Fig. 1. STAT3 contributes to enhanced H3S10 phosphorylation in gastric carcinogenesis.

a Representative image of NOC (N-methyl-N-nitroso-urea, MNU) and H. pylori plus NOC -induced mouse model of gastric cancer. b HE staining of stomach tissues from the carcinogen-treated mice. c Histone H3 phosphorylation was analyzed by WB of stomach tissues from the carcinogen-treated mice at different times. d WB analysis of signaling pathways related to cell proliferation in GES-1 and NOC-treated cells with the indicated antibodies. e Cell colony-forming ability in soft agar of p-H3S10 increased or unchanged subcloned NOC-treated cells. f, g AG490 50 μM, SB203580 10 μM, AZD1480 2 μM, Tocilizumab 10 μM, scramble siRNA (siCtr) or STAT3 siRNA were used to treat the MNU-transformed cells, respectively.

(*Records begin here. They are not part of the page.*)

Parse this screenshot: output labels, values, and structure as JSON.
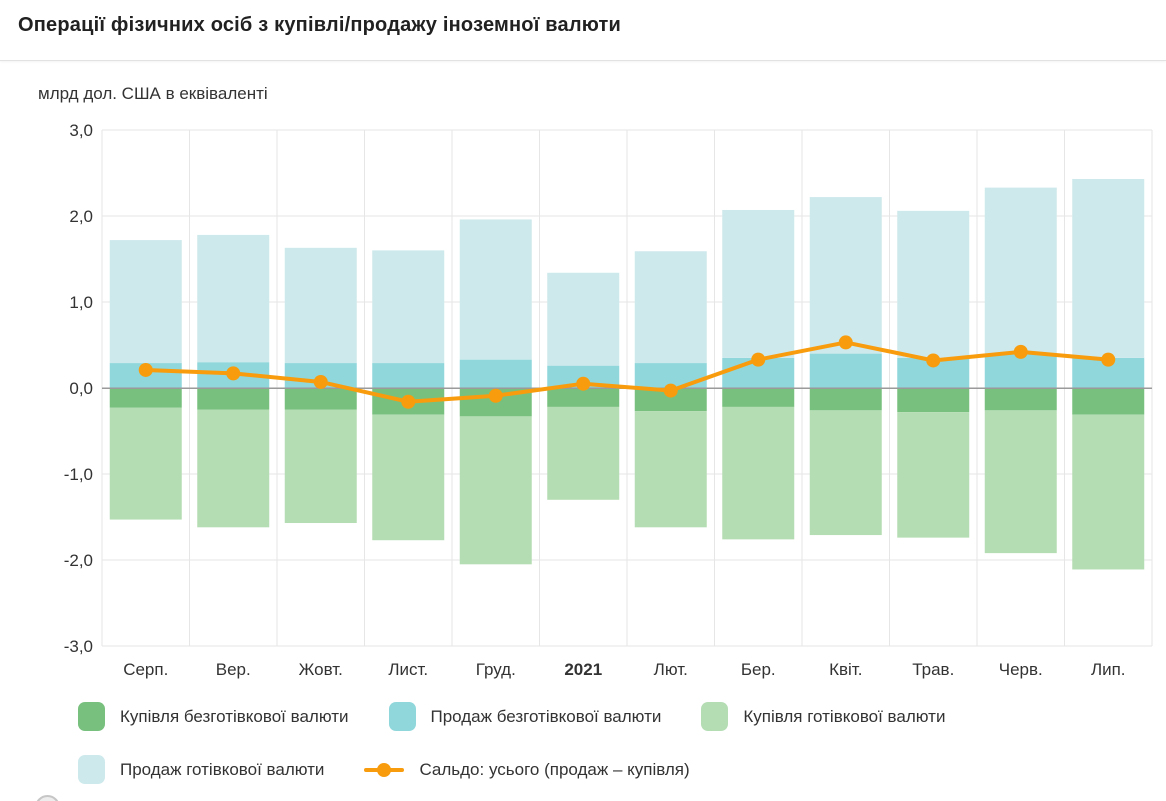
{
  "header": {
    "title": "Операції фізичних осіб з купівлі/продажу іноземної валюти"
  },
  "chart_data": {
    "type": "bar",
    "subtype": "stacked-columns-with-line",
    "title": "Операції фізичних осіб з купівлі/продажу іноземної валюти",
    "ylabel": "млрд дол. США в еквіваленті",
    "xlabel": "",
    "categories": [
      "Серп.",
      "Вер.",
      "Жовт.",
      "Лист.",
      "Груд.",
      "2021",
      "Лют.",
      "Бер.",
      "Квіт.",
      "Трав.",
      "Черв.",
      "Лип."
    ],
    "bold_category": "2021",
    "ylim": [
      -3,
      3
    ],
    "ytick_values": [
      3,
      2,
      1,
      0,
      -1,
      -2,
      -3
    ],
    "ytick_labels": [
      "3,0",
      "2,0",
      "1,0",
      "0,0",
      "-1,0",
      "-2,0",
      "-3,0"
    ],
    "grid": true,
    "legend_position": "bottom",
    "series": [
      {
        "id": "buy-noncash",
        "name": "Купівля безготівкової валюти",
        "type": "column",
        "color": "#78c07e",
        "values": [
          -0.23,
          -0.25,
          -0.25,
          -0.31,
          -0.33,
          -0.22,
          -0.27,
          -0.22,
          -0.26,
          -0.28,
          -0.26,
          -0.31
        ]
      },
      {
        "id": "sale-noncash",
        "name": "Продаж безготівкової валюти",
        "type": "column",
        "color": "#8fd7db",
        "values": [
          0.29,
          0.3,
          0.29,
          0.29,
          0.33,
          0.26,
          0.29,
          0.35,
          0.4,
          0.35,
          0.4,
          0.35
        ]
      },
      {
        "id": "buy-cash",
        "name": "Купівля готівкової валюти",
        "type": "column",
        "color": "#b5ddb4",
        "values": [
          -1.3,
          -1.37,
          -1.32,
          -1.46,
          -1.72,
          -1.08,
          -1.35,
          -1.54,
          -1.45,
          -1.46,
          -1.66,
          -1.8
        ]
      },
      {
        "id": "sale-cash",
        "name": "Продаж готівкової валюти",
        "type": "column",
        "color": "#cde9ec",
        "values": [
          1.43,
          1.48,
          1.34,
          1.31,
          1.63,
          1.08,
          1.3,
          1.72,
          1.82,
          1.71,
          1.93,
          2.08
        ]
      },
      {
        "id": "saldo",
        "name": "Сальдо: усього (продаж – купівля)",
        "type": "line",
        "color": "#f89c0e",
        "values": [
          0.21,
          0.17,
          0.07,
          -0.16,
          -0.09,
          0.05,
          -0.03,
          0.33,
          0.53,
          0.32,
          0.42,
          0.33
        ]
      }
    ]
  },
  "colors": {
    "grid": "#e6e6e6",
    "zero_line": "#9a9a9a",
    "text": "#333333",
    "title": "#212121"
  }
}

The level of p-H3S10 was determined by WB. h STAT3 expression score by IHC in 52 paired gastric cancer tissues. i The representative images of STAT3 and p-H3S10 levels in human gastric cancer tissues by IHC. Scale bar: 200μm. The analyses were repeated three times, and the results were expressed as mean ± SD. *^/#p < 0.05, **p < 0.01, ***p < 0.001. GES-1-MNNG or GES-1-MNU: MNNG- or MNU-induced malignantly transformed GES-1 cell; GES-1-MNNG-C or GES-1-MNU-C: subcloned cells derived from GES-1-MNNG or GES-1-MNU.